Jetzt wo die aus jeder deutschen Perspektive aussen vor ist, da kann die so was erzählen.
Ein BuPrä kann so was erzählen. Ein gut positionierter Wirtschaftler kann so was sagen.
Der Rest, kann das nur wollen, darf es aber nicht sagen und wenn die es sagen, geht es nicht in die Presse. Dann sind das „Kamingespräche“.
So gesehen sagt vdL nur wovon die deutsche Elite feuchte Träume bekommt und was die USA nie (never ever) zulassen würden.
Bezahlen darf Deutschland immer und grundsätzlich alles. Inhalte verhindern kann Deutschland aufgrund der Wirtschaft auch.
Inhalte setzen wie durchsetzen?
Schauen Sie sich die „Beschaffung“ der nächsten Generation von Fliegern an. Ein Lehrstück.
Man hätte die EU zusammen ziehen müssen und ein Modell auflegen müssen, das dann 1000 Mal gebaut wird, in vielleicht 4 Varianten.
Kostenpunkt so etwa 150 Mio pro Flieger plus 30Mrd Entwicklung, also 300 Mrd gesamt Etat.
Da schlucken die Europäer einmal hektisch und schauen sofort ob die was bei den Amis kaufen können …
Lufthoheit ist dabei der zentrale Punkt überhaupt bei jeder Kriegsführung.
vlg
Holly01
11. November 2019 @ 10:29
Sollte es jemals eine echte initiative zur Selbstständigkeit der EU geben, also ein Versuch, das die EU so etwas wie eigene Politik formulieren könnte, dann erkennen Sie das daran, das es ein Rüstungsprogramm gibt, bei dem die Hardware und Software komplett in Eigenregie entwickelt wird.
So lange es keine Ansätze dazu gibt, können Sie solche Reden getrost als „dicker Daumen im Nacken der USA“ abtun.

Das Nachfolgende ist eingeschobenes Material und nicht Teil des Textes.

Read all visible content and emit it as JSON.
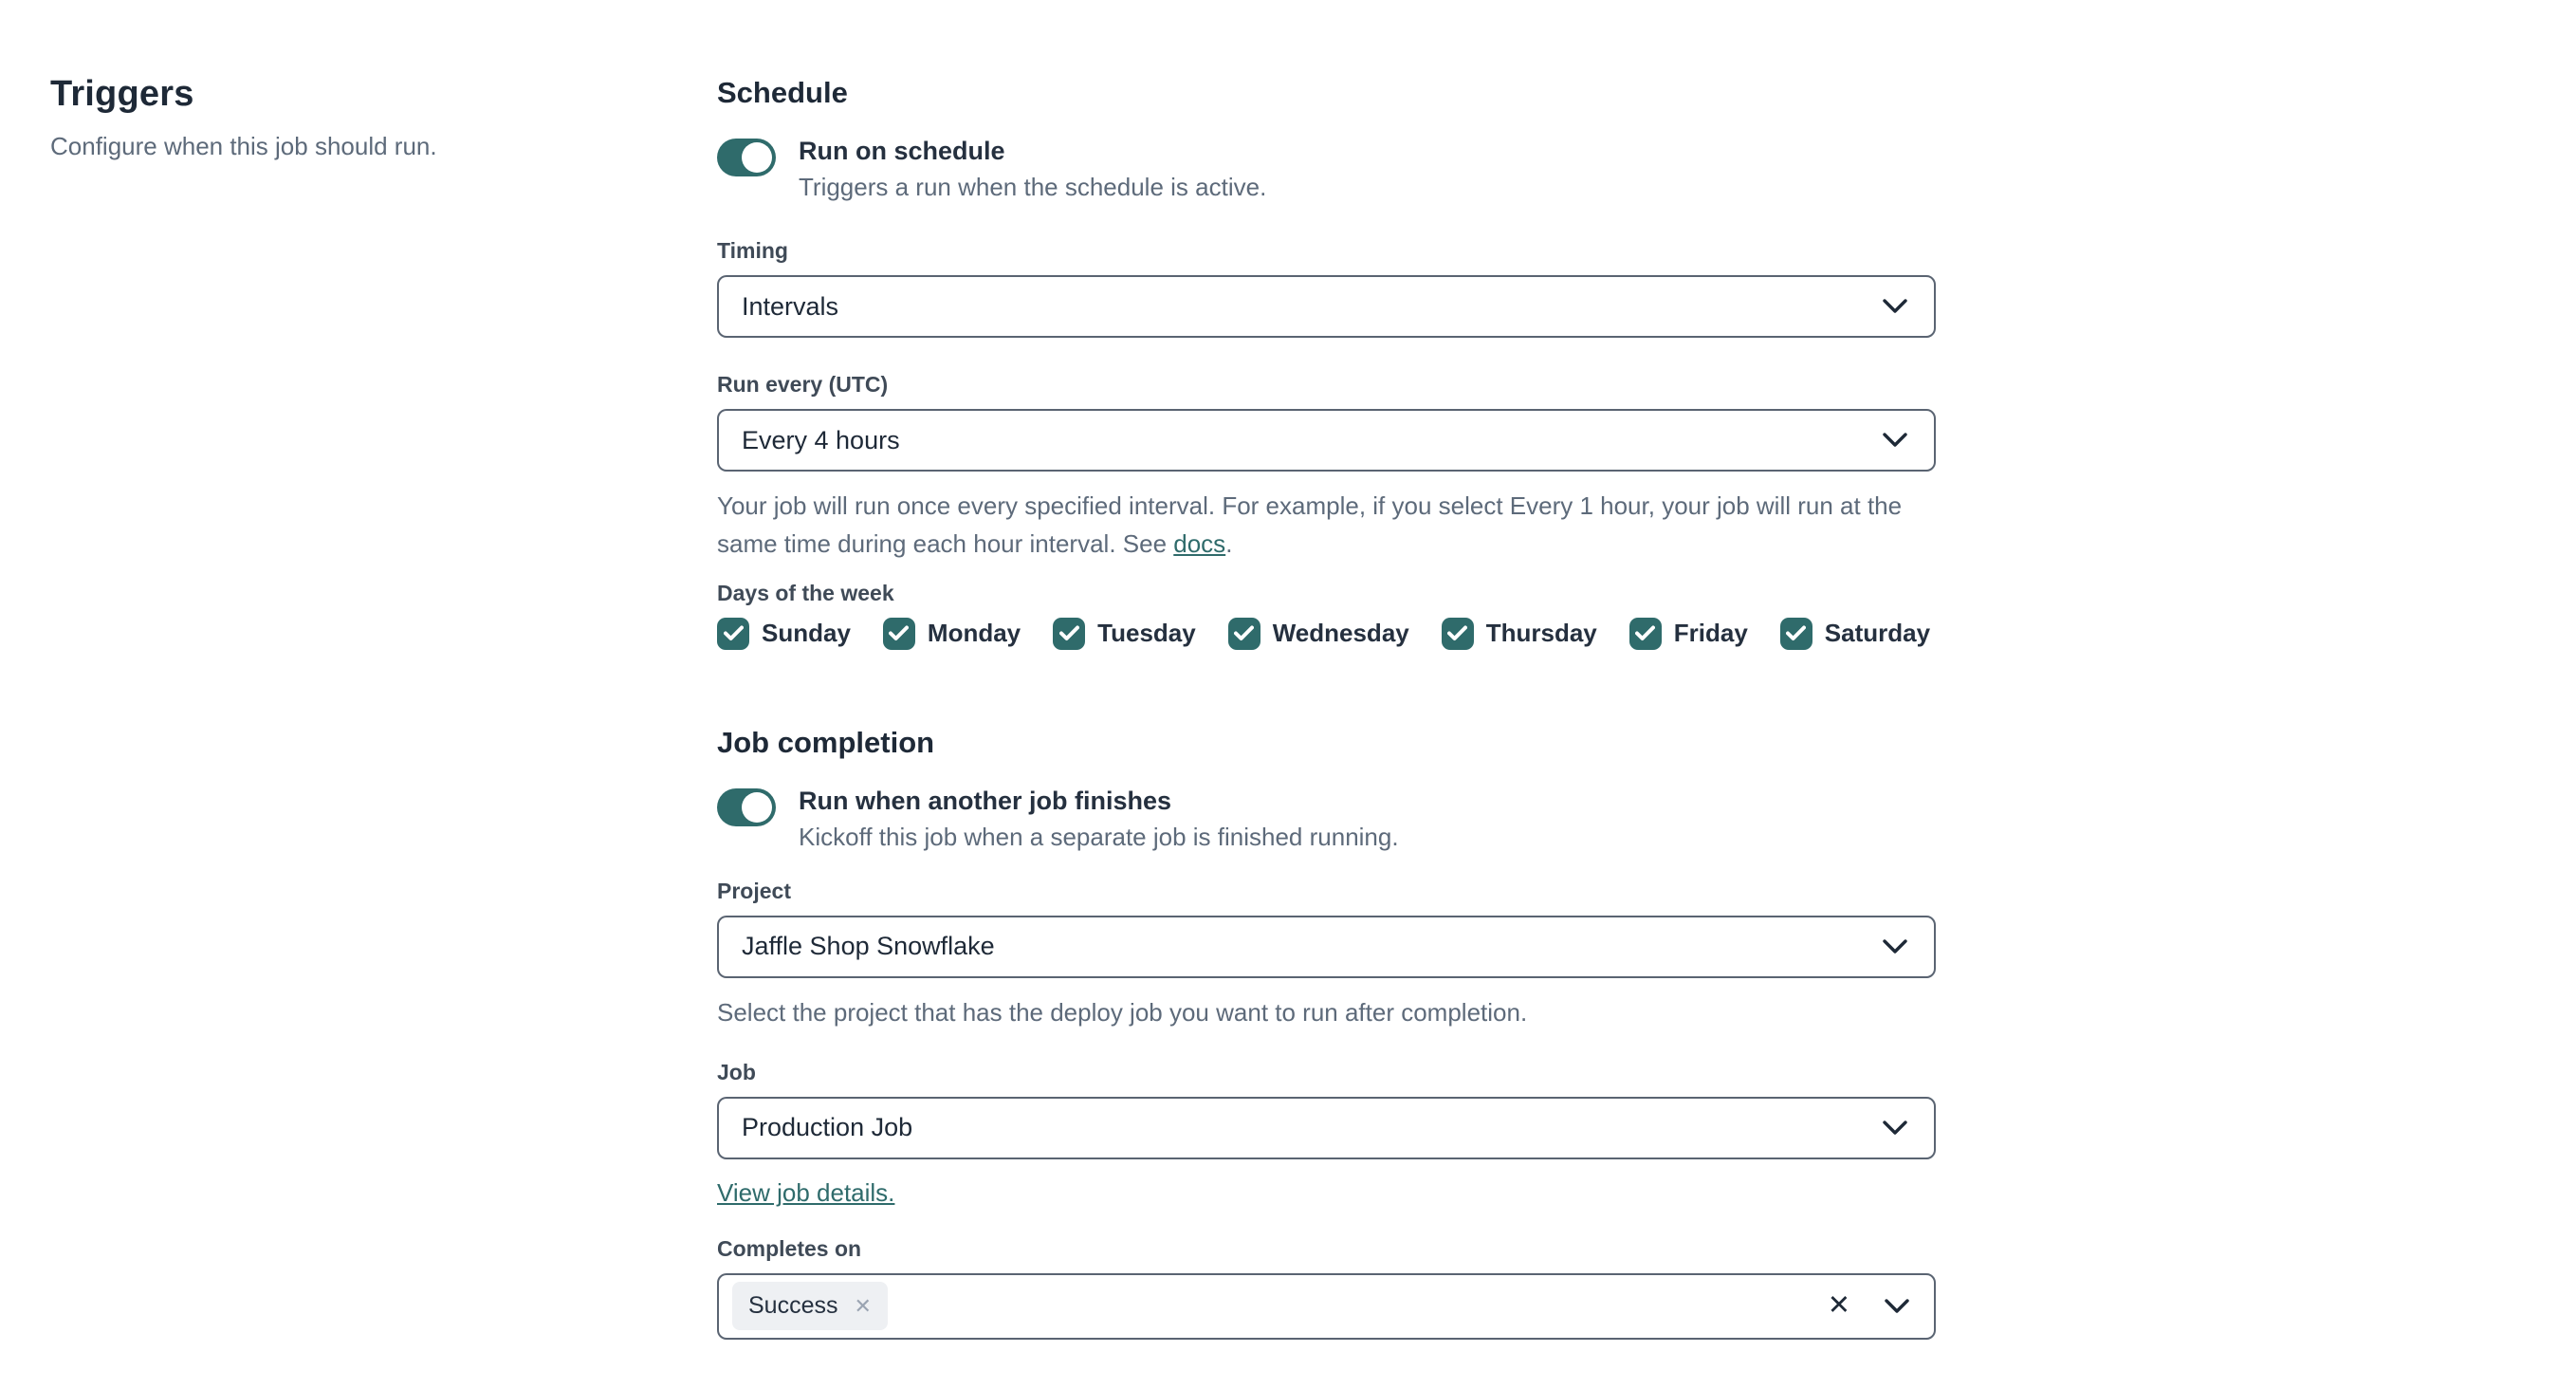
{
  "sidebar": {
    "title": "Triggers",
    "description": "Configure when this job should run."
  },
  "schedule": {
    "heading": "Schedule",
    "toggle": {
      "label": "Run on schedule",
      "description": "Triggers a run when the schedule is active.",
      "state": "on"
    },
    "timing": {
      "label": "Timing",
      "value": "Intervals"
    },
    "run_every": {
      "label": "Run every (UTC)",
      "value": "Every 4 hours",
      "help_prefix": "Your job will run once every specified interval. For example, if you select Every 1 hour, your job will run at the same time during each hour interval. See ",
      "help_link": "docs",
      "help_suffix": "."
    },
    "days": {
      "label": "Days of the week",
      "items": [
        {
          "label": "Sunday",
          "checked": true
        },
        {
          "label": "Monday",
          "checked": true
        },
        {
          "label": "Tuesday",
          "checked": true
        },
        {
          "label": "Wednesday",
          "checked": true
        },
        {
          "label": "Thursday",
          "checked": true
        },
        {
          "label": "Friday",
          "checked": true
        },
        {
          "label": "Saturday",
          "checked": true
        }
      ]
    }
  },
  "job_completion": {
    "heading": "Job completion",
    "toggle": {
      "label": "Run when another job finishes",
      "description": "Kickoff this job when a separate job is finished running.",
      "state": "on"
    },
    "project": {
      "label": "Project",
      "value": "Jaffle Shop Snowflake",
      "help": "Select the project that has the deploy job you want to run after completion."
    },
    "job": {
      "label": "Job",
      "value": "Production Job",
      "link_text": "View job details."
    },
    "completes_on": {
      "label": "Completes on",
      "chips": [
        {
          "label": "Success"
        }
      ]
    }
  },
  "icons": {
    "close_glyph": "✕",
    "chip_remove_glyph": "✕",
    "chevron_down": "chevron-down-icon",
    "check": "check-icon"
  },
  "colors": {
    "accent_teal": "#2f6b6b",
    "text_dark": "#1e2937",
    "text_muted": "#5d6a7a",
    "input_border": "#5a6472",
    "chip_background": "#eef0f3"
  }
}
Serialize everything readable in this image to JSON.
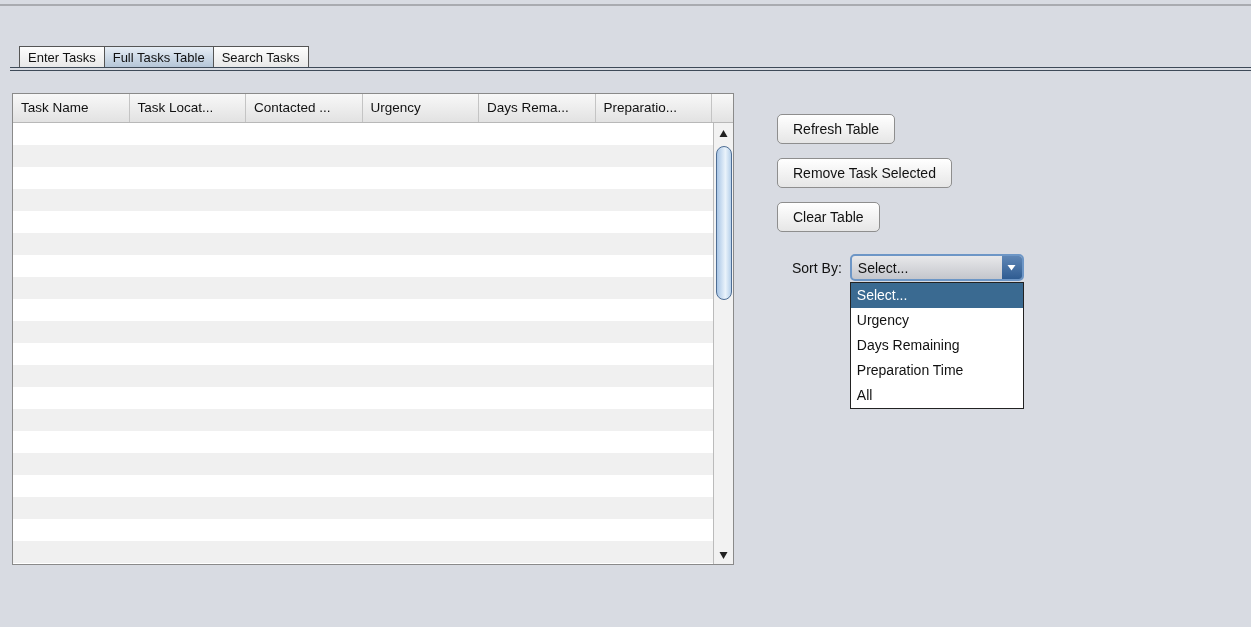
{
  "tabs": [
    {
      "label": "Enter Tasks",
      "selected": false
    },
    {
      "label": "Full Tasks Table",
      "selected": true
    },
    {
      "label": "Search Tasks",
      "selected": false
    }
  ],
  "table": {
    "columns": [
      "Task Name",
      "Task Locat...",
      "Contacted ...",
      "Urgency",
      "Days Rema...",
      "Preparatio..."
    ]
  },
  "buttons": [
    "Refresh Table",
    "Remove Task Selected",
    "Clear Table"
  ],
  "sort": {
    "label": "Sort By:",
    "value": "Select...",
    "expanded": true,
    "options": [
      {
        "label": "Select...",
        "selected": true
      },
      {
        "label": "Urgency",
        "selected": false
      },
      {
        "label": "Days Remaining",
        "selected": false
      },
      {
        "label": "Preparation Time",
        "selected": false
      },
      {
        "label": "All",
        "selected": false
      }
    ]
  }
}
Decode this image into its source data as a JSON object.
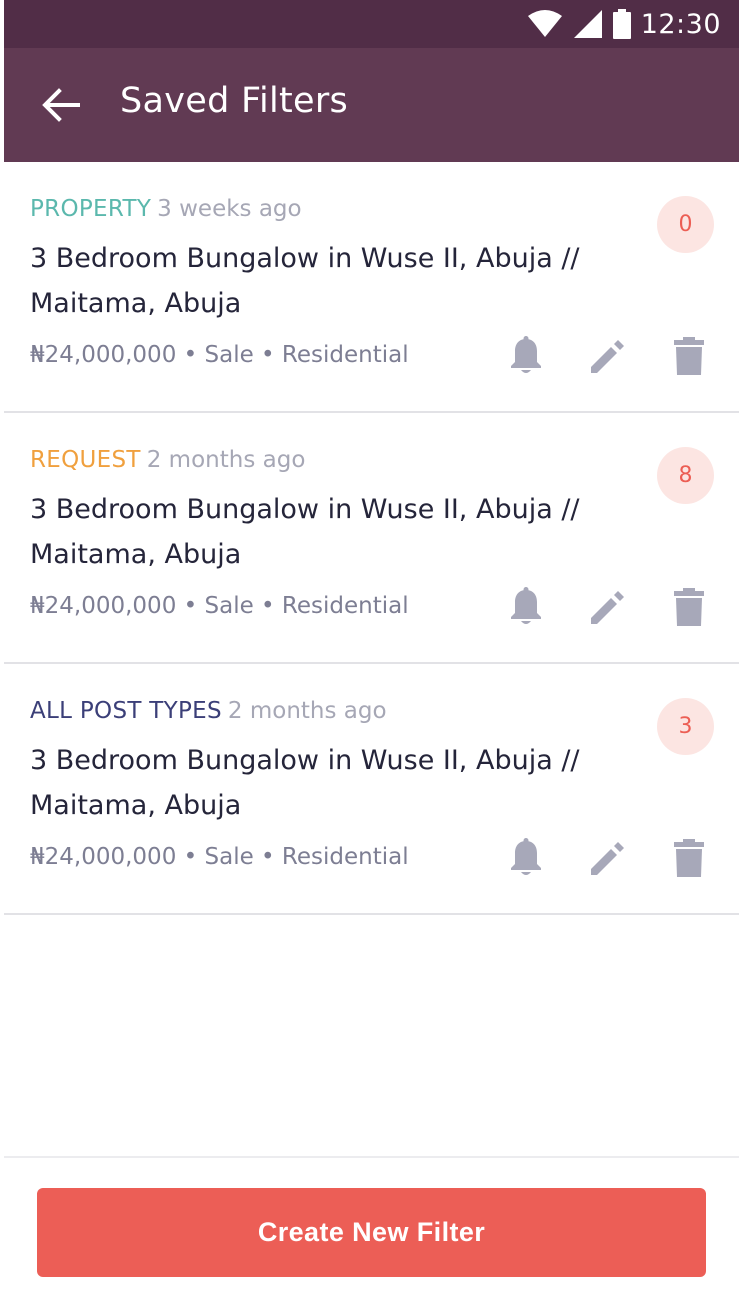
{
  "status_bar": {
    "time": "12:30",
    "icons": [
      "wifi-icon",
      "signal-icon",
      "battery-icon"
    ]
  },
  "app_bar": {
    "back_icon": "arrow-left-icon",
    "title": "Saved Filters"
  },
  "colors": {
    "status_bar": "#512d47",
    "app_bar": "#613a53",
    "accent": "#ec5e56",
    "property": "#4fb3a9",
    "request": "#f0a03e",
    "all_post_types": "#3b3f78",
    "icon_gray": "#a7a8b9"
  },
  "filters": [
    {
      "post_type": "PROPERTY",
      "post_type_color": "#5bb8ad",
      "time_ago": "3 weeks ago",
      "title": "3 Bedroom Bungalow in Wuse II, Abuja // Maitama, Abuja",
      "price_line": "₦24,000,000 • Sale • Residential",
      "count": "0",
      "actions": [
        "bell-icon",
        "pencil-icon",
        "trash-icon"
      ]
    },
    {
      "post_type": "REQUEST",
      "post_type_color": "#f0a03e",
      "time_ago": "2 months ago",
      "title": "3 Bedroom Bungalow in Wuse II, Abuja // Maitama, Abuja",
      "price_line": "₦24,000,000 • Sale • Residential",
      "count": "8",
      "actions": [
        "bell-icon",
        "pencil-icon",
        "trash-icon"
      ]
    },
    {
      "post_type": "ALL POST TYPES",
      "post_type_color": "#3b3f78",
      "time_ago": "2 months ago",
      "title": "3 Bedroom Bungalow in Wuse II, Abuja // Maitama, Abuja",
      "price_line": "₦24,000,000 • Sale • Residential",
      "count": "3",
      "actions": [
        "bell-icon",
        "pencil-icon",
        "trash-icon"
      ]
    }
  ],
  "footer": {
    "create_label": "Create New Filter"
  }
}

Das Motto ist nicht „wir machen jetzt was“ sondern, „die Amis sollen gefälligst weiter das tun, wofür die unser Geld abkassieren“.
vlg
ebo
11. November 2019 @ 10:52
Die Rede muss man rein innenpolitisch lesen – Motto: Deutschland will auch mal wieder Großmacht spielen. Europapolitisch fällt sie weit hinter das zurück, was Juncker & Tusk bereits formuliert haben. Von der Leyen wagt kein einziges Wort der Kritik an den USA – dabei sind sie es, die Nato und EU hintertreiben und die Sicherheit in Europa gefährden, den Handel eingeschlossen.
Peter Nemschak
11. November 2019 @ 08:01
Deutschland braucht eine neue Regierung.
Peter Nemschak
10. November 2019 @ 22:19
Auf die Frage, wie eine europäisch denkende Europäerin reden soll, gibt es kontroversielle Antworten, je nachdem, welche Zukunftsvisionen man für Europa hat. Was spricht gegen die politische und militärische Stärkung der EU innerhalb des atlantischen Bündnisses ? Als Bund souveräner Staaten – daran wird sich so bald nichts ändern – ist die EU machtpolitisch schwächer als ihre zentralstaatlich organisierten Konkurrenten und auf Allianzen angewiesen. Dabei können in Zukunft je nach Politikfeld unterschiedliche Allianzen entstehen. Das globale Machtgefüge ist im Vergleich zur Vergangenheit heterogener geworden. Je größer die eigene wirtschaftliche, politische und militärisch Stärke desto beweglicher kann man zwischen den Allianzen navigieren.
ebo
10. November 2019 @ 23:06
Da haben Sie recht. Es spricht in der Tat nichts dagegen, einen europäischen Pfeiler in der Nato einzuziehen. Doch UK, Polen und auch Deutschland waren bisher immer dagegen. Von mir aus soll die EU auch „die Sprache der Macht“ lernen. Dazu braucht es aber neue Kompetenzen und mehr Geld, sagen wir 2 Prozent des BIP Vor allem müsste man dann auch mal ein Machtwort mit den USA sprechen. Und nun raten Sie mal, wer dagegen ist?